Hal itu dipertegas Edward Gibbon secara empiris-historis berkenaan dengan 
runtuhnya kekaisaran Romawi, yang mengemukakan, kemerosotan moral adalah 
penyebab hancurnya bangsa-bangsa di dunia. 

            Dari konteks historis-universal (Benny Susetyo, Hancurnya Etika 
Politik, 2004), korupsi sudah terjadi semenjak Kekaisaran Romawi ketika terjadi 
kasus penyuapan hakim saat itu. Dalam sejarah Mesir, Babilonia, Ibrani, India, 
Cina, Yunani, dan Romawi kuno, korupsi terjadi dalam bentuk dan aktivitas 
kepemerintahan.

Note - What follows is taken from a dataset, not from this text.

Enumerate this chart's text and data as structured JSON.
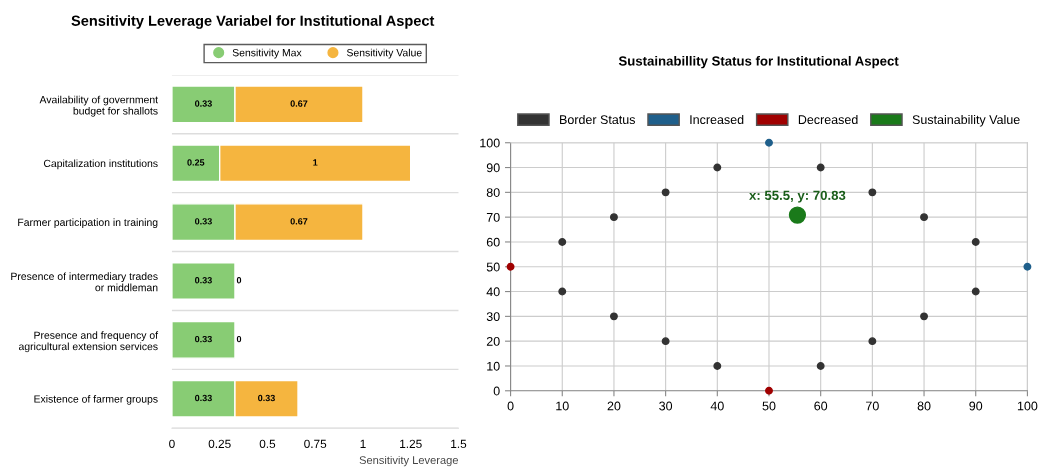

Misalnya, Hammurabi (Babilonia), yang memerintah tahun 1200 SM, 
pernah memerintahkan aparaturnya untuk menyelidiki masalah penyuapan. Shamash 
(Raja Asiria) sekitar tahun 200 SM menghukum hakim yang menerima uang suap. 
Berbagai cerita lainnya juga menunjukkan bahwa sejarah korupsi sudah setua 
sejarah manusia. 

            Dalam historiografi perpolitikan dan ketatanegaraan kita, 
barangkali sudah tidak awam lagi politik ideologi permissivisme ala 
Machiavelli, menghalalkan segala cara demi mencapai tujuan, menjadi kelaziman. 
Betapa tidak! Bayangkan, melihat perilaku para elite politisi, kita dapat 
melihat bahwa modus operandi penipuan dan kejahatan publik dalam bentuk 
korupsi, kolusi, dan nepotisme (KKN), dibungkus dengan rekayasa politis yang 
menyesatkan (political simulacrum). Persis seperti yang umum terjadi dalam 
kultur zaman Orde Baru. 

            Adagium Actonian yang masyhur dengan tesis Power Tends to Corrupt, 
Absolute Power Corrupts Absolutely, yang semestinya dikenal sebagai praktik 
kuno karena hukum belum berkembang luas, sedangkan posisi penguasa (Inggris) 
ketika itu masih sangat otoriter, justru di masa kini menjadi justifikasi. 
Maksudnya, siapa yang berkuasa maka ia akan dapat kesempatan dan peluang untuk 
berkorupsi sebesar kekuasaannya itu sendiri. Dari pemerintahan level bawah 
hingga atas di negeri ini, keniscayaan sindrom Actonian itu tak dapat 
disangkal. 

            Kasus tindak pidana korupsi di Komisi Pemilihan Umum (KPU) atau di 
Biro Haji Departemen Agama yang sedang mencuat saat ini, dalam fakta lain 
menunjukkan kredibilitas individu (intelektual-aktivis atau agamawan) telah 
terserap ke dalam sistem yang sarat korup. Banalitas korupsi (Banality of Evil, 
Hannah Arendt) seperti itu sangat wajar. Sebab, jika orang yang baik telah 
terjebak dalam pragmatisme kekuasaan yang sarat korup, dia mesti berada dalam 
domain pragmatisme tersebut. Hal ini membenarkan definisi bahwa dunia politik 
adalah bisnis manipulasi sebagaimana yang dinyatakan Max Lerner (1939), The 
politics is the business of manipulating and exploiting the basic yet complex 
drives of men and that all political progress must reckon with those drives. 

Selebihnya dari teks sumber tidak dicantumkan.